Commentary: CES 2016

The 2017 Chevrolet Bolt EV - Photo by Steve Fecht for Chevrolet/General Motors
The 2017 Chevrolet Bolt EV – Photo by Steve Fecht for Chevrolet/General Motors

I did not go to school for Computer Science or other tech majors.

Nor do I completely understand the inner-workings of technological devices. This is despite the fact that I had been around people who worked in a technological capacity for the past two decades.

Nor do I possess a lot of tech goodies. I suck at video games, have not worn a watch in many years and rely on only a laptop and a smartphone to do my work and play.

However, there is a keen interest in vehicle technology. I always use a Bluetooth connection for my phone when I drive. I try to use the infotainment system for navigation, music and broadcast playback. Telematics interest me in terms of concierge services and actual operations.

When it comes to an attempt at covering the annual Consumer Electronics Show in Las Vegas, I simply tune off.

Does that make me sound like a bad journalist?

This is a problem. I am aware of it. Perhaps it is because I have some interests pertaining to the automotive industry, but concentrating on internal combustion systems, end user technological applications and how it all translates onto a real live product for the road.

Though this year's CES has produced some products that are ready for road use – or are concepts with intent on actual production – it just seems that I am not as interested as I should be. I am glad that General Motors has taken the step towards a production Chevrolet Bolt and Volkswagen is toying with a electric van called the Budd-E. Yet, I have not completely embraced the idea of total vehicular electrification as a practical propulsion alternative for everyone. I still have doubts about this.

As an aside, it would not surprise you that there is sort of a family connection to CES. I recall my brother Matt working a few CES shows – especially when it was in Chicago during the summer. He was with a software firm at the time, starting his journey as a technical writer. I am not sure if he attend these shows anymore. If he does, I believe he would encounter the growth of automotive technology now permeating the January show in Las Vegas.

At this point, my interest should be piqued. Sadly, it has not. For those on the ground at CES, there is an interest in how vehicular electrification, autonomous driving and next generation telematics and infotainment will expand the automobile further from its internal combustion roots. From afar in a bunker in the Twin Cities, where temperatures have been above average so far this winter, a lot of things that have been discussed in Las Vegas this week have gone completely over my head.

Yet, there are some things that I am not ready to fully embrace. For example: autonomous driving. When the automobile was first realized in the 1880s, it required an operator to be able to make it work. It should always be this way. To eliminate vehicular engagement is to remove the operator out of the equation. This defeats the purpose of driving. It also removes the element of defensive driving when the unpredictable occurs. In all, you lose the concept of driving by eliminating control of a vehicle.
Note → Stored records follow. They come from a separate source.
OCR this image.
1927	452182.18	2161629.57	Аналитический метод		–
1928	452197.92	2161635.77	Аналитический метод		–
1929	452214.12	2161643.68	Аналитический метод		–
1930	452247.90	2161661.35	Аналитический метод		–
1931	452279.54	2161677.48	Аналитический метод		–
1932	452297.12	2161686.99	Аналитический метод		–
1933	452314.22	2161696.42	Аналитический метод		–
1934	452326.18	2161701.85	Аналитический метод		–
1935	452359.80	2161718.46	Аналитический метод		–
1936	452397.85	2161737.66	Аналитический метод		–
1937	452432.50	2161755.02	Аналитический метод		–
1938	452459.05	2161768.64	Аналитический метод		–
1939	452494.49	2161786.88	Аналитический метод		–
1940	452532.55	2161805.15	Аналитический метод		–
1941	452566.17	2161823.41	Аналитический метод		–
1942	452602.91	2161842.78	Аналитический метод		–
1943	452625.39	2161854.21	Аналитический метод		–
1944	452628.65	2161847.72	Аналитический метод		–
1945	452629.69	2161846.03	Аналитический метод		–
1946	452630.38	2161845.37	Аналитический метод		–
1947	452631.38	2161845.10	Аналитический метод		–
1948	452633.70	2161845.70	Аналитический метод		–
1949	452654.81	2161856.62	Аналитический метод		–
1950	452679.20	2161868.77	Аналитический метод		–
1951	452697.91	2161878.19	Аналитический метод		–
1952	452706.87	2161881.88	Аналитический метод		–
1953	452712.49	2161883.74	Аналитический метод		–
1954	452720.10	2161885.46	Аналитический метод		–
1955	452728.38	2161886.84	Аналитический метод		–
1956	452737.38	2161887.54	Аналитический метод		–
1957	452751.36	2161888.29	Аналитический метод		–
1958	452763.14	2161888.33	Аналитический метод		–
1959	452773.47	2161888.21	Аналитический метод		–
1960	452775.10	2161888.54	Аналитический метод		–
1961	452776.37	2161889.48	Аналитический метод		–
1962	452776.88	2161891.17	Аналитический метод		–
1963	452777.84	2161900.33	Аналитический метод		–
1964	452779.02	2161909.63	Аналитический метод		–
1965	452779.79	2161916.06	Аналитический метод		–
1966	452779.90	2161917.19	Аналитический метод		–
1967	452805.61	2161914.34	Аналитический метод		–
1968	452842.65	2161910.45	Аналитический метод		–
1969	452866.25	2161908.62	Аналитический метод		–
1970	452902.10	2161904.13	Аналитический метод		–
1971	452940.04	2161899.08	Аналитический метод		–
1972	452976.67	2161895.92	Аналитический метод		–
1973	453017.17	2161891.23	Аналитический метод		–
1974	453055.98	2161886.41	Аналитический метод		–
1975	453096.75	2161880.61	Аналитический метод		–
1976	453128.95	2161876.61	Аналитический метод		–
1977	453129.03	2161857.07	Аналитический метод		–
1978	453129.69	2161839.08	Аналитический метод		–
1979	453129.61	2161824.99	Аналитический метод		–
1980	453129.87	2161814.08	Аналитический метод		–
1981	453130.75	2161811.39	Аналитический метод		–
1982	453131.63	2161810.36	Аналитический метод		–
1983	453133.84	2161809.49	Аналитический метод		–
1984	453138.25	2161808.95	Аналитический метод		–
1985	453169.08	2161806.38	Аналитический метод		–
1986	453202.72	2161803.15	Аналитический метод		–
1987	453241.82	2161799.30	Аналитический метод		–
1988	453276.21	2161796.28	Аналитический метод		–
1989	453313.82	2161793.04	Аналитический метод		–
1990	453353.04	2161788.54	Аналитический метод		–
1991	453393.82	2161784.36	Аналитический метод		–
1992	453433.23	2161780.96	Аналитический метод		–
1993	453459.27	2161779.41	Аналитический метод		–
In some ways, this technology could be useful if the driver is still engaged. If we can allow some degree of autonomy, such as adaptive cruise control with forward collision distancing, we can still keep the driver engaged in the driver's seat. Lane keep assist is another technology that also maintains engagement with the driver, while ensuring that the vehicle is kept legally within a chosen lane over time.

This leads to the issue with telematics and infotainment. We often discuss what needs to be done in regards to keeping drivers engaged on the road. Road incidents involving driver distraction are increasing. What needs to happen is to find a balance to maintain a limit on the want of in-vehicle communication with driver engagement and focus on the road. The challenge should be to install ways to put limits on “distractions”on the vehicle side, rather than just on the device end.

We could also talk about driver responsibility. I fear we are losing the way to make drivers responsible for their actions on the road – everything from grabbing a phone to talk to drinking a large cup of coffee while driving. Perhaps a vehicle-side control should be developed to both ensure full control by the driver on the road and to educate drivers on the dangers of distracted driving.

Yes, I am asking a lot here. I know the technology to develop such controls exist. Just have to find a way. Perhaps, that should be shown at the next CES?

This is to say that on some level I do care about the increase of the automobile industry's presence at CES. It certainly might not be my beat, but I acknowledge that I might be seeing a lot of what is being discussed in Las Vegas will be experienced by the rest of us soon enough. This is not an ignorant blogger/writer/journalist talking here. Rather someone who is comfortable riding in his own lane by feeding from other interests involving the automobile.